Now, the program essentially runs itself. Despite the existing framework and promising results, Oklahoma lawmakers have not pursued a statewide program.
But the experiment has made a difference in individual lives. Dedmon, the mom who remembered the woman at her hospital bed all those years ago, is thankful for the account.
Her son, Braylon started his freshman year of high school this fall. He’s a talented artist who wants to pursue a career in the field. He already has experience designing logos and sketching custom portraits. His mom knows his interests might change, but his path forward is clear.
“He’s going to college,” she said.
What experts recommend for a statewide program
The SEED for Oklahoma Kids experiment is still ongoing but researchers have issued recommendations for policymakers based on their results so far.
They say any child development/savings account program should have these 10 features:
Universal enrollment, meaning all children in the state are eligible regardless of income or geographic location.

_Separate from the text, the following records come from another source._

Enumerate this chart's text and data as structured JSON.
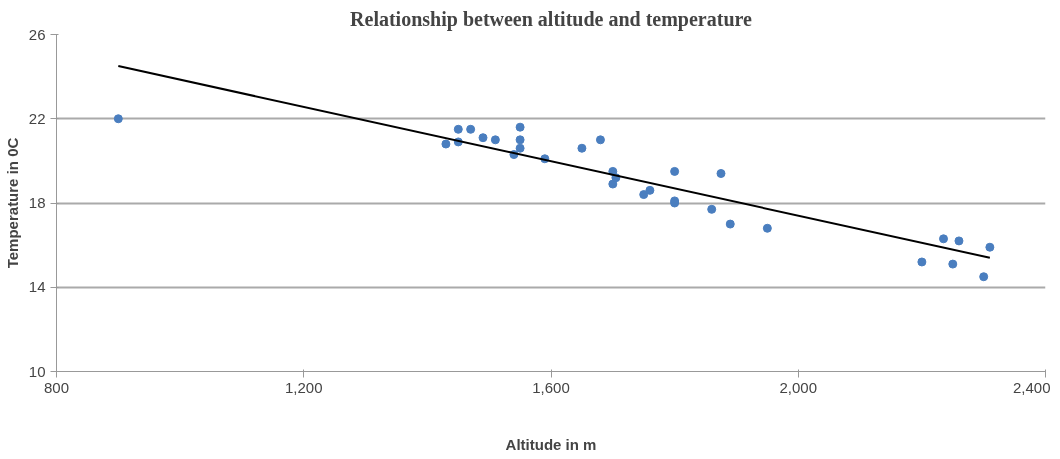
{
  "chart_data": {
    "type": "scatter",
    "title": "Relationship between altitude and temperature",
    "xlabel": "Altitude in m",
    "ylabel": "Temperature in 0C",
    "xlim": [
      800,
      2400
    ],
    "xticks": [
      {
        "value": 800,
        "label": "800"
      },
      {
        "value": 1200,
        "label": "1,200"
      },
      {
        "value": 1600,
        "label": "1,600"
      },
      {
        "value": 2000,
        "label": "2,000"
      },
      {
        "value": 2400,
        "label": "2,400"
      }
    ],
    "ylim": [
      10,
      26
    ],
    "yticks": [
      10,
      14,
      18,
      22,
      26
    ],
    "grid": "y",
    "series": [
      {
        "marker": "circle",
        "color": "#4a7ebf",
        "x": [
          900,
          1430,
          1450,
          1450,
          1470,
          1490,
          1510,
          1540,
          1550,
          1550,
          1550,
          1590,
          1650,
          1680,
          1700,
          1700,
          1705,
          1750,
          1760,
          1800,
          1800,
          1800,
          1860,
          1875,
          1890,
          1950,
          2200,
          2235,
          2250,
          2260,
          2300,
          2310
        ],
        "values": [
          22.0,
          20.8,
          21.5,
          20.9,
          21.5,
          21.1,
          21.0,
          20.3,
          21.6,
          21.0,
          20.6,
          20.1,
          20.6,
          21.0,
          19.5,
          18.9,
          19.2,
          18.4,
          18.6,
          19.5,
          18.1,
          18.0,
          17.7,
          19.4,
          17.0,
          16.8,
          15.2,
          16.3,
          15.1,
          16.2,
          14.5,
          15.9
        ]
      },
      {
        "type": "line",
        "color": "#000000",
        "x": [
          900,
          2310
        ],
        "values": [
          24.5,
          15.4
        ]
      }
    ]
  }
}
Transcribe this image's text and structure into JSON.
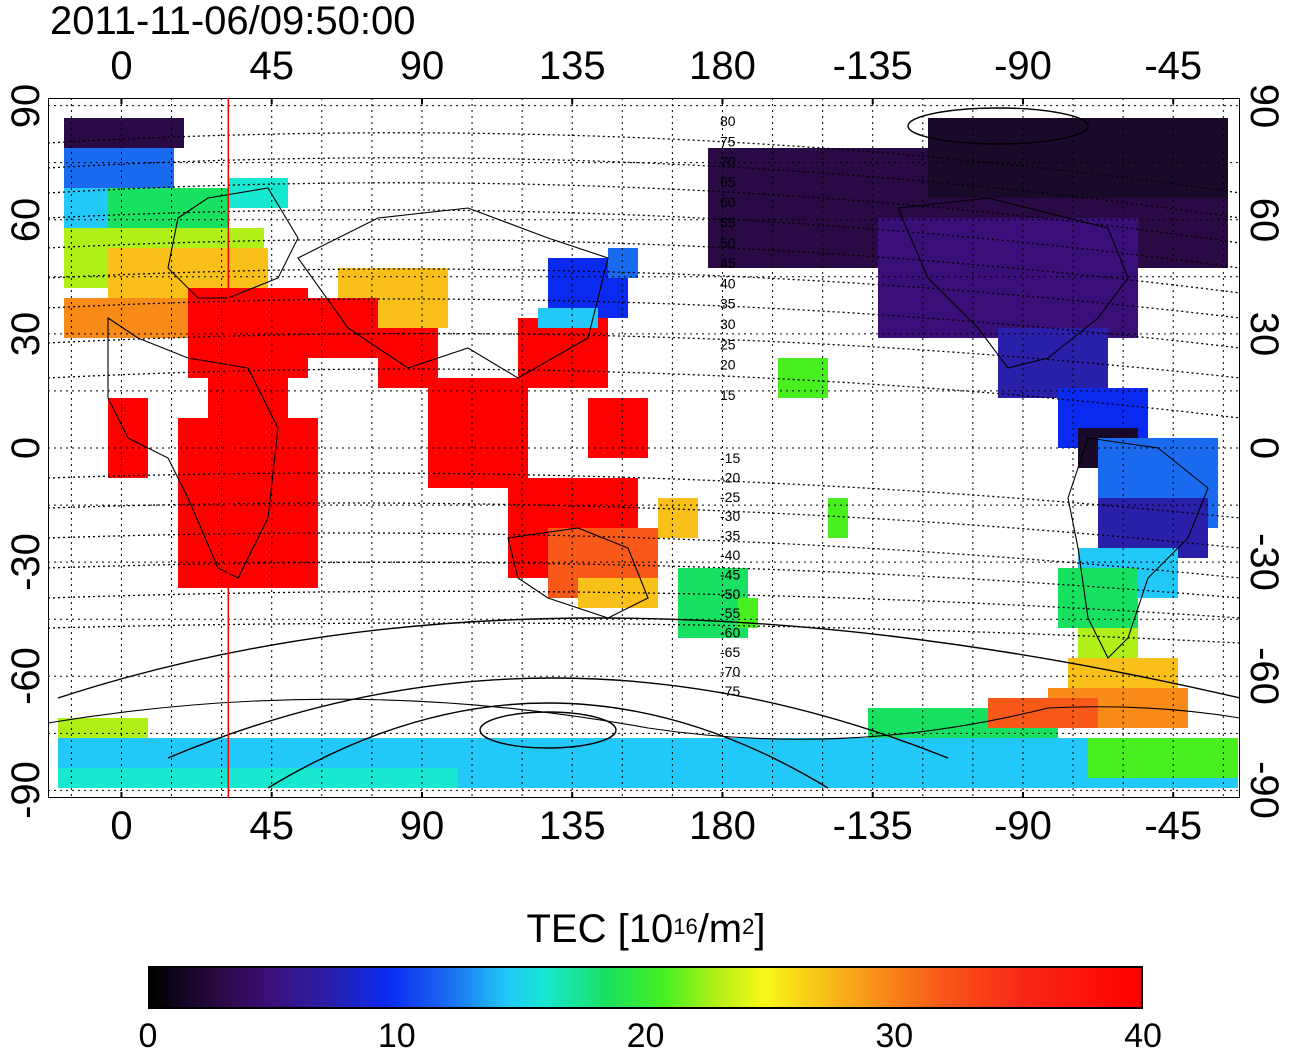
{
  "timestamp": "2011-11-06/09:50:00",
  "axes": {
    "longitude_ticks": [
      "0",
      "45",
      "90",
      "135",
      "180",
      "-135",
      "-90",
      "-45"
    ],
    "longitude_values": [
      0,
      45,
      90,
      135,
      180,
      225,
      270,
      315
    ],
    "latitude_ticks_left": [
      "90",
      "60",
      "30",
      "0",
      "-30",
      "-60",
      "-90"
    ],
    "latitude_ticks_right": [
      "90",
      "60",
      "30",
      "0",
      "-30",
      "-60",
      "-90"
    ],
    "latitude_values": [
      90,
      60,
      30,
      0,
      -30,
      -60,
      -90
    ],
    "lon_range": [
      -22,
      335
    ],
    "lat_range": [
      -92,
      92
    ]
  },
  "magnetic_contour_labels": [
    "80",
    "75",
    "70",
    "65",
    "60",
    "55",
    "50",
    "45",
    "40",
    "35",
    "30",
    "25",
    "20",
    "15",
    "-15",
    "-20",
    "-25",
    "-30",
    "-35",
    "-40",
    "-45",
    "-50",
    "-55",
    "-60",
    "-65",
    "-70",
    "-75"
  ],
  "terminator_longitude": 32,
  "colorbar": {
    "title": "TEC  [10",
    "title_sup1": "16",
    "title_mid": "/m",
    "title_sup2": "2",
    "title_end": "]",
    "ticks": [
      "0",
      "10",
      "20",
      "30",
      "40"
    ],
    "range": [
      0,
      40
    ]
  },
  "colors": {
    "terminator": "#ff0000",
    "low_tec": "#2a0a44",
    "high_tec": "#ff0000"
  }
}
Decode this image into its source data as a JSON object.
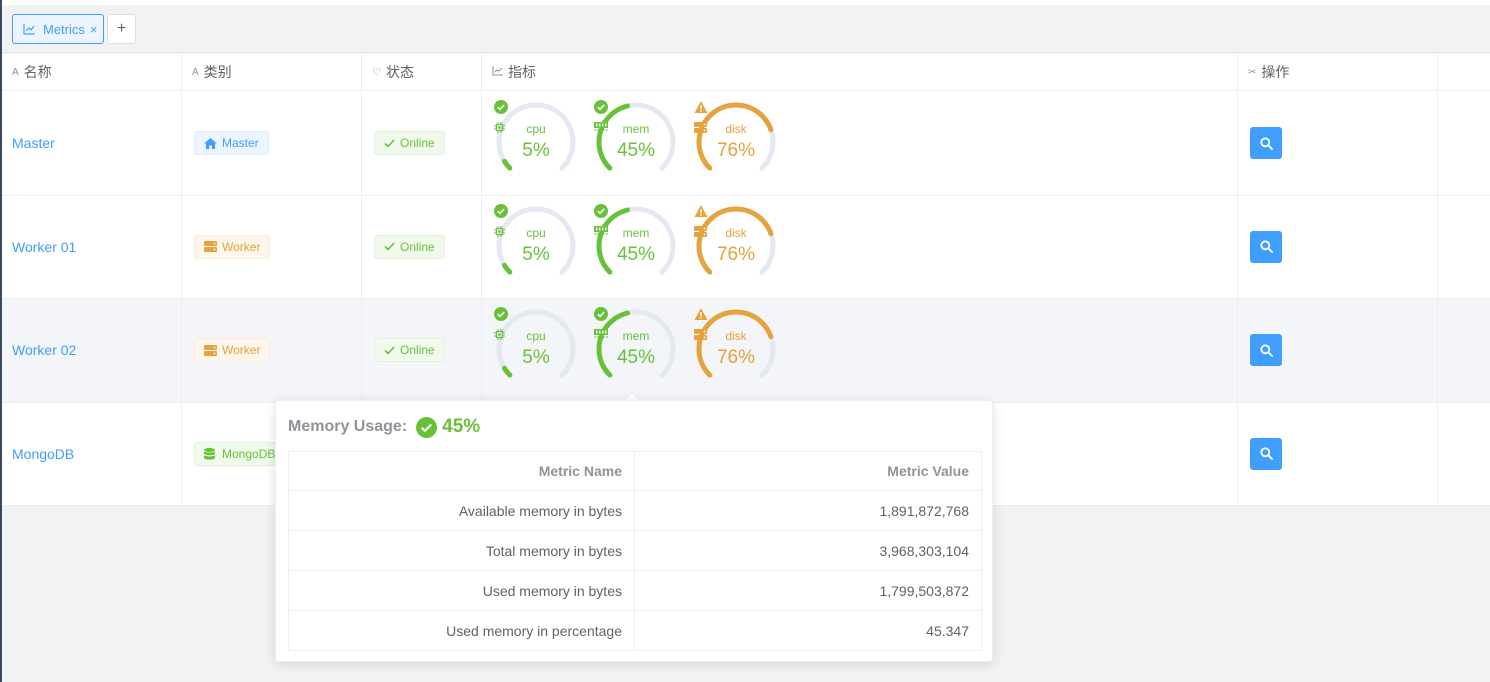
{
  "tabs": [
    {
      "label": "Metrics",
      "icon": "line-chart-icon",
      "close": "×"
    }
  ],
  "add_tab_label": "+",
  "columns": [
    {
      "label": "名称",
      "icon": "text-icon"
    },
    {
      "label": "类别",
      "icon": "text-icon"
    },
    {
      "label": "状态",
      "icon": "heart-icon"
    },
    {
      "label": "指标",
      "icon": "line-chart-icon"
    },
    {
      "label": "操作",
      "icon": "tools-icon"
    }
  ],
  "rows": [
    {
      "name": "Master",
      "type": "Master",
      "type_icon": "home-icon",
      "status": "Online",
      "metrics": [
        {
          "label": "cpu",
          "value": "5%",
          "percent": 5,
          "state": "ok"
        },
        {
          "label": "mem",
          "value": "45%",
          "percent": 45,
          "state": "ok"
        },
        {
          "label": "disk",
          "value": "76%",
          "percent": 76,
          "state": "warning"
        }
      ]
    },
    {
      "name": "Worker 01",
      "type": "Worker",
      "type_icon": "server-icon",
      "status": "Online",
      "metrics": [
        {
          "label": "cpu",
          "value": "5%",
          "percent": 5,
          "state": "ok"
        },
        {
          "label": "mem",
          "value": "45%",
          "percent": 45,
          "state": "ok"
        },
        {
          "label": "disk",
          "value": "76%",
          "percent": 76,
          "state": "warning"
        }
      ]
    },
    {
      "name": "Worker 02",
      "type": "Worker",
      "type_icon": "server-icon",
      "status": "Online",
      "metrics": [
        {
          "label": "cpu",
          "value": "5%",
          "percent": 5,
          "state": "ok"
        },
        {
          "label": "mem",
          "value": "45%",
          "percent": 45,
          "state": "ok"
        },
        {
          "label": "disk",
          "value": "76%",
          "percent": 76,
          "state": "warning"
        }
      ]
    },
    {
      "name": "MongoDB",
      "type": "MongoDB",
      "type_icon": "database-icon"
    }
  ],
  "popover": {
    "title": "Memory Usage:",
    "value": "45%",
    "headers": [
      "Metric Name",
      "Metric Value"
    ],
    "items": [
      {
        "name": "Available memory in bytes",
        "value": "1,891,872,768"
      },
      {
        "name": "Total memory in bytes",
        "value": "3,968,303,104"
      },
      {
        "name": "Used memory in bytes",
        "value": "1,799,503,872"
      },
      {
        "name": "Used memory in percentage",
        "value": "45.347"
      }
    ]
  },
  "colors": {
    "primary": "#409eff",
    "success": "#67c23a",
    "warning": "#e6a23c",
    "track": "#e4e8f1"
  }
}
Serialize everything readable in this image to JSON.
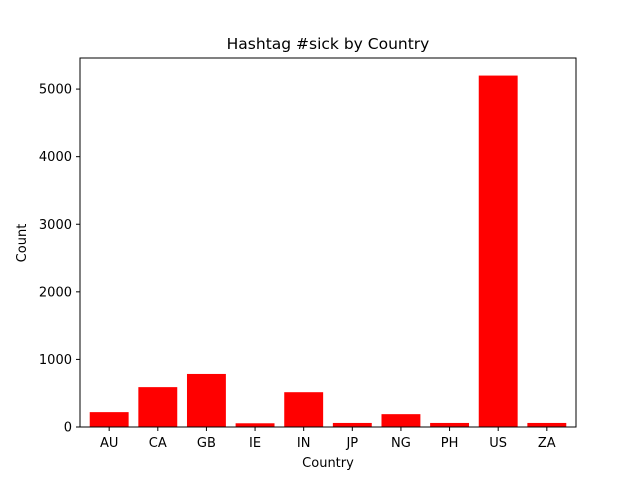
{
  "chart_data": {
    "type": "bar",
    "title": "Hashtag #sick by Country",
    "xlabel": "Country",
    "ylabel": "Count",
    "categories": [
      "AU",
      "CA",
      "GB",
      "IE",
      "IN",
      "JP",
      "NG",
      "PH",
      "US",
      "ZA"
    ],
    "values": [
      220,
      590,
      785,
      55,
      515,
      60,
      190,
      60,
      5200,
      60
    ],
    "ylim": [
      0,
      5460
    ],
    "yticks": [
      0,
      1000,
      2000,
      3000,
      4000,
      5000
    ],
    "bar_color": "#ff0000",
    "grid": false
  }
}
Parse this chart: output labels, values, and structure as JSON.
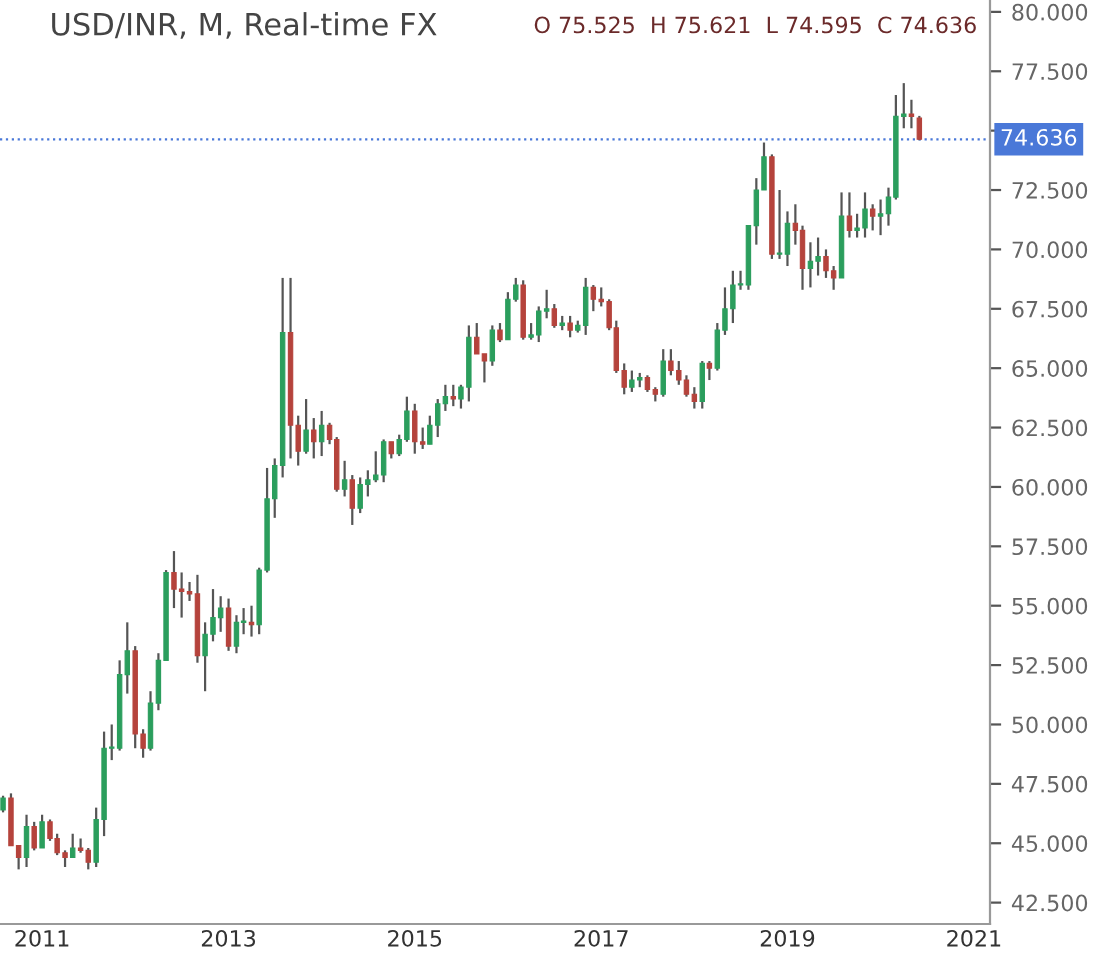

Automatic enrollment to ensure participation. In Maine, a foundation-funded state program offered a $500 deposit if families opened an account, but participation was never greater than 50% of eligible families. Once the program switched to automatic enrollment, participation was nearly 100%. Parents still have the choice to opt-out.
Seed deposits to help the accounts grow to a meaningful amount even if a family cannot save.
An at-birth start to give time for an investment to grow. That also makes sense because state birth records are a centralized source of information on all newborns.
Automatic progressive subsidies, or extra deposits, to funnel more funds to the children most in need.
Centralized savings plan so all accounts are on the same financial platform. Researchers have identified states’ existing 529 plans as a good option because of efficiency, consistency and sustainability.
Investment growth potential, so the money can grow with the market. In Oklahoma, the initial $1,000 deposits have nearly doubled since 2007.
Targeted investment options. In 529 plans, these targets can be based on a child’s age and estimated enrollment date in college. The account takes on riskier investments early and then makes more conservative investments as it draws closer to enrollment time.
Restricted withdrawals so the accounts can only be used for education.
Policies that specify the amount of money in the account should not exclude families for public benefits that they qualify for based on income.